There are a number of measures that can be applied to try to avoid changes in intestinal permeability. It should not be forgotten that these types of changes must be evaluated by a specialist doctor, as it is necessary to establish a correct diagnosis.

These measures consist of:

  • balanced diet, rich in fiber and polyphenols, avoiding irritating, refined and processed products.
  • Assess mood and stress
  • Vitamin B6 and zinc, very useful elements for these patients.
  • Maintain adequate hydration
  • Probiotic supplementation can be effective, probiotics and prebiotics improve intestinal permeability.
  • Drinks (coffee, tea, alcohol) and tobacco should be suppressed.
  • Supplements with amino acids such as L-glutamine and arginine can be useful, it should not be forgotten that L-glutamine is an important element of intestinal connective tissue and improves cellular recirculation and energy intake. On the other hand, arginine is important for the formation of glutathione. (antioxidant). Both glutamine and arginine can be supplemented through dietary supplements or along with probiotics.
  • Avoid proton pump inhibitors, some NSAIDs, antidepressants and statins, they can induce intestinal dysbiosis and increase intestinal permeability.
  • Finally, new research has found that a monoclonal antibody (tofacitinib) useful in the treatment of ulcerative colitis and rheumatoid arthritis recently approved by the FDA has been shown to be able to repair intestinal defects that cause increased intestinal permeability in some patients.

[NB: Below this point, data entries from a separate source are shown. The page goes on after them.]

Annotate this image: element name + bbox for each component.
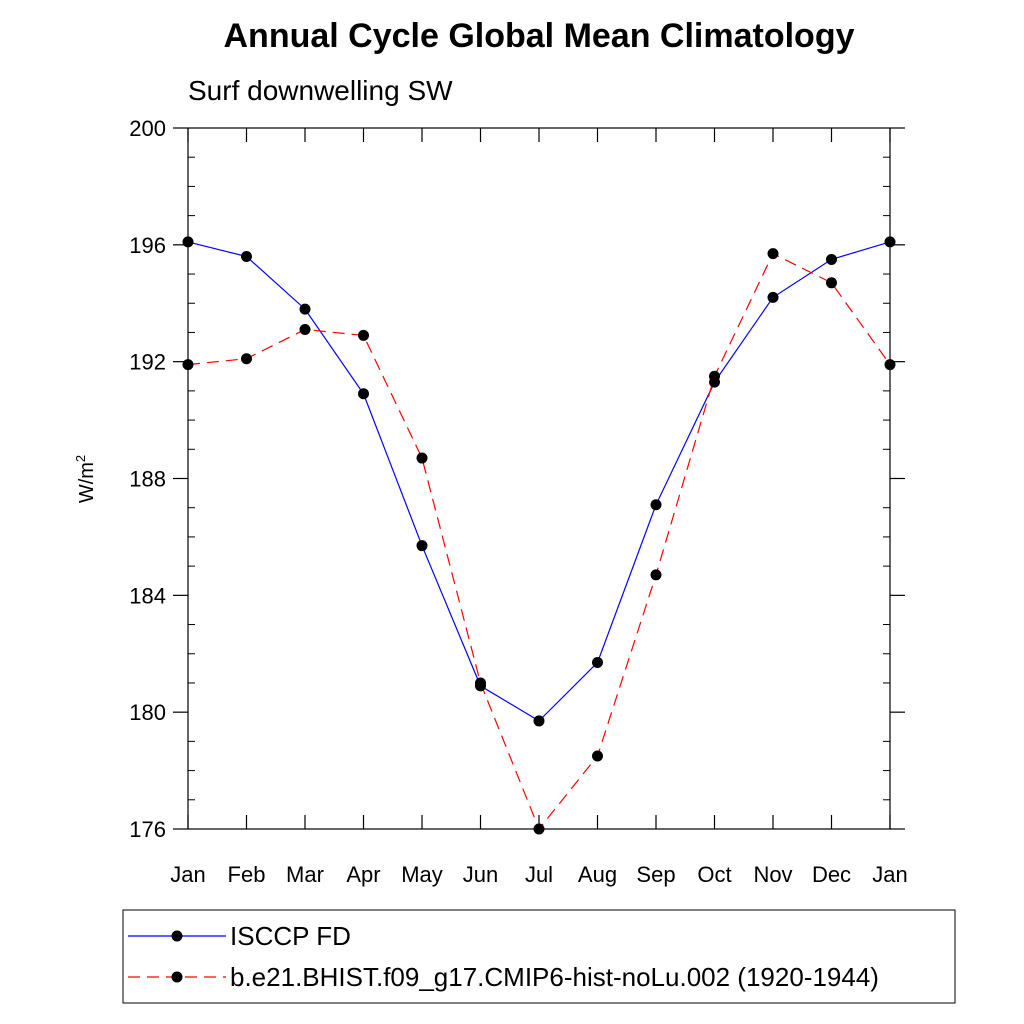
legend-label: b.e21.BHIST.f09_g17.CMIP6-hist-noLu.002 … [230, 962, 879, 992]
y-tick-label: 188 [129, 467, 166, 492]
data-point [416, 540, 428, 552]
data-point [299, 324, 311, 336]
x-tick-label: Dec [812, 862, 851, 887]
data-point [358, 329, 369, 341]
y-axis-label-superscript: 2 [73, 455, 88, 462]
y-tick-label: 176 [129, 817, 166, 842]
data-point [533, 715, 545, 727]
legend-marker [171, 971, 183, 983]
data-point [592, 750, 603, 762]
data-point [650, 569, 662, 581]
y-axis-label-base: W/m [76, 462, 98, 503]
legend: ISCCP FD b.e21.BHIST.f09_g17.CMIP6-hist-n… [128, 921, 879, 992]
x-tick-label: May [401, 862, 443, 887]
x-tick-label: Feb [228, 862, 266, 887]
series-lines [187, 241, 891, 831]
y-axis-label: W/m2 [73, 455, 98, 503]
data-point [709, 370, 720, 382]
y-tick-label: 200 [129, 116, 166, 141]
x-tick-label: Mar [286, 862, 324, 887]
data-point [884, 236, 896, 248]
data-point [767, 291, 779, 303]
data-point [241, 251, 252, 263]
y-tick-label: 180 [129, 700, 166, 725]
x-tick-label: Sep [636, 862, 675, 887]
data-point [182, 359, 194, 371]
legend-box [122, 909, 956, 1004]
series-line [187, 252, 891, 831]
data-point [826, 277, 837, 289]
chart-title: Annual Cycle Global Mean Climatology [224, 17, 855, 55]
x-tick-label: Oct [697, 862, 731, 887]
series-markers [182, 236, 896, 835]
data-point [299, 303, 311, 315]
y-tick-label: 196 [129, 233, 166, 258]
svg-text:W/m2: W/m2 [73, 455, 98, 503]
data-point [884, 359, 896, 371]
data-point [533, 823, 545, 835]
x-tick-label: Jun [463, 862, 498, 887]
x-tick-labels: Jan Feb Mar Apr May Jun Jul Aug Sep Oct Nov Dec Jan [170, 862, 907, 887]
x-tick-label: Jul [525, 862, 553, 887]
x-tick-label: Jan [872, 862, 907, 887]
data-point [358, 388, 369, 400]
x-tick-label: Aug [578, 862, 617, 887]
data-point [416, 452, 428, 464]
data-point [241, 353, 252, 365]
legend-marker [171, 930, 183, 942]
data-point [182, 236, 194, 248]
data-point [826, 253, 837, 265]
series-line [187, 241, 891, 722]
y-tick-label: 184 [129, 583, 166, 608]
y-tick-label: 192 [129, 350, 166, 375]
data-point [650, 499, 662, 511]
data-point [767, 248, 779, 260]
chart-subtitle: Surf downwelling SW [188, 75, 453, 106]
data-point [475, 677, 486, 689]
x-tick-label: Apr [346, 862, 380, 887]
y-tick-labels: 176 180 184 188 192 196 200 [129, 116, 166, 842]
data-point [592, 657, 603, 669]
x-tick-label: Jan [170, 862, 205, 887]
x-tick-label: Nov [753, 862, 792, 887]
legend-label: ISCCP FD [230, 921, 351, 951]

    • Salvo-Romero, E., Alonso-Cotoner, C., Pardo-Camacho, C., Casado-Bedmar, M., & Vicario, M. (2015). Intestinal barrier function and its implication in digestive diseases. Revista Española de Enfermedades Digestivas, 107(11), 686-696.
    • Pozuelo, M., Panda, S., Santiago, A., Mendez, S., Accarino, A., Santos, J., … & Manichanh, C. (2015). Reduction of butyrate- and methane-producing microorganisms in patients with Irritable Bowel Syndrome. Scientific reports, 5(1), 1-12.
    • Spalinger, MR, Sayoc-Becerra, A., Ordookhanian, C., Canale, V., Santos, AN, King, SJ, … & McCole, DF (2021). The JAK inhibitor tofacitinib rescues intestinal barrier defects caused by disrupted epithelial-macrophage interactions. Journal of Crohn's and Colitis, 15(3), 471-484.